Pandas Series: One-Dimensional Data
A Pandas Series is essentially a one-dimensional labeled array capable of holding data of any type (integer, string, float, Python objects, etc.). The labels are collectively called the index. Think of it as a highly enhanced and efficient version of a Python list or dictionary.
import pandas as pd
data = [10, 20, 30, 40, 50]
series_from_list = pd.Series(data)
print("Series from list:\n", series_from_list)
data = {'a': 100, 'b': 200, 'c': 300}
series_from_dict = pd.Series(data)
print("\nSeries from dictionary:\n", series_from_dict)
print("\nAccessing element with label 'b':", series_from_dict['b'])
print("\nAccessing element at index 1 (list based):", series_from_list[1])Pandas DataFrame: Two-Dimensional Data
The DataFrame is the workhorse of Pandas. It’s a two-dimensional labeled data structure with columns of potentially different types. You can think of it as a table, similar to a spreadsheet or SQL table. Each column is essentially a Series.
import pandas as pd
data = {'Name': ['Alice', 'Bob', 'Charlie'],
'Age': [25, 30, 28],
'City': ['New York', 'London', 'Paris']}
df = pd.DataFrame(data)
print("DataFrame:\n", df)
print("\nAge column:\n", df['Age'])
print("\nRow for Alice:\n", df.loc[df['Name'] == 'Alice'])

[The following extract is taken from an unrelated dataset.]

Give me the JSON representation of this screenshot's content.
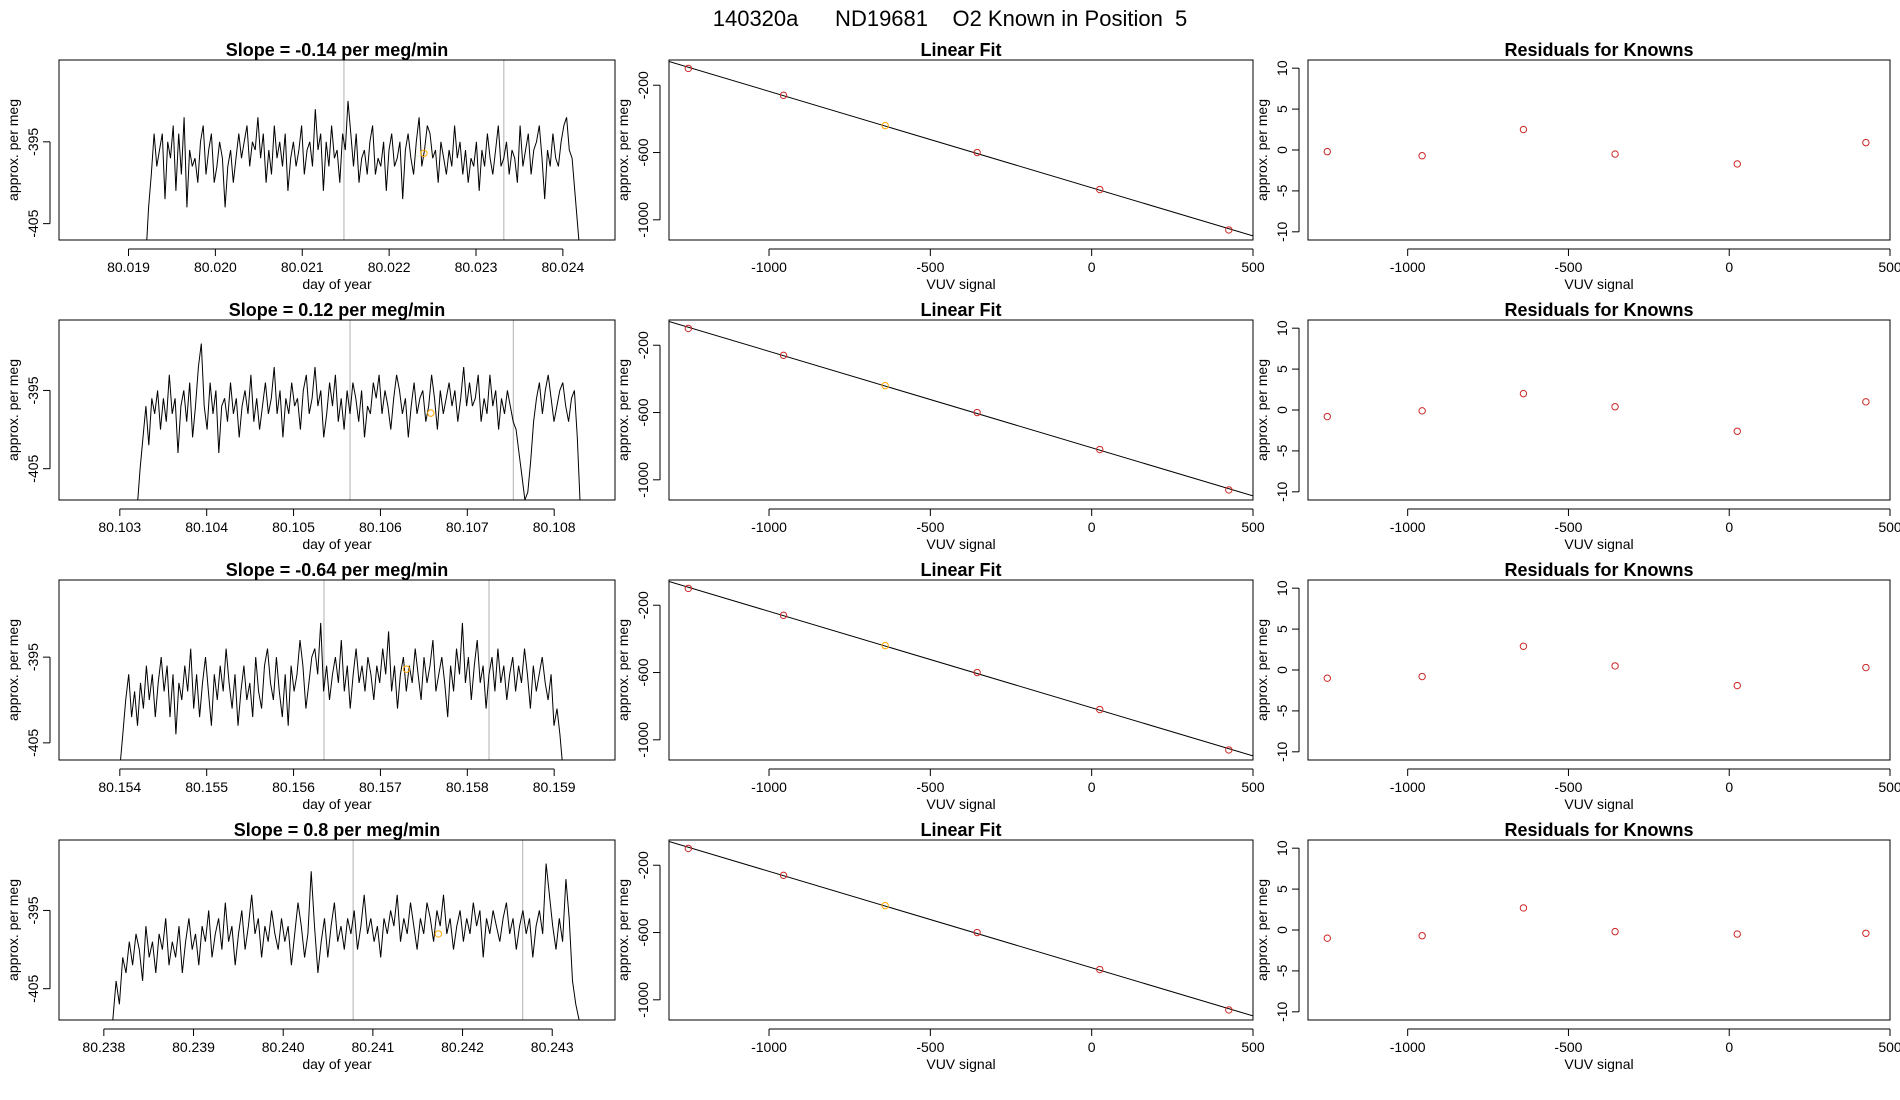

print("\nFirst row:\n", df.iloc[0])
#Adding a new column
df['Country'] = ['USA', 'UK', 'France']
print("\nDataFrame with added column:\n", df)Working with DataFrame Indexes
Pandas allows for flexible index manipulation. You can set a specific column as the index, reset the index, or even create a multi-index for more complex data structures.
#Setting index
df = df.set_index('Name')
print("\nDataFrame with Name as index:\n", df)
#Resetting index
df = df.reset_index()
print("\nDataFrame with default numerical index:\n",df)This provides a foundation for working with Pandas. Further exploration involves data cleaning, manipulation, analysis, and visualization – all built upon these core data structures.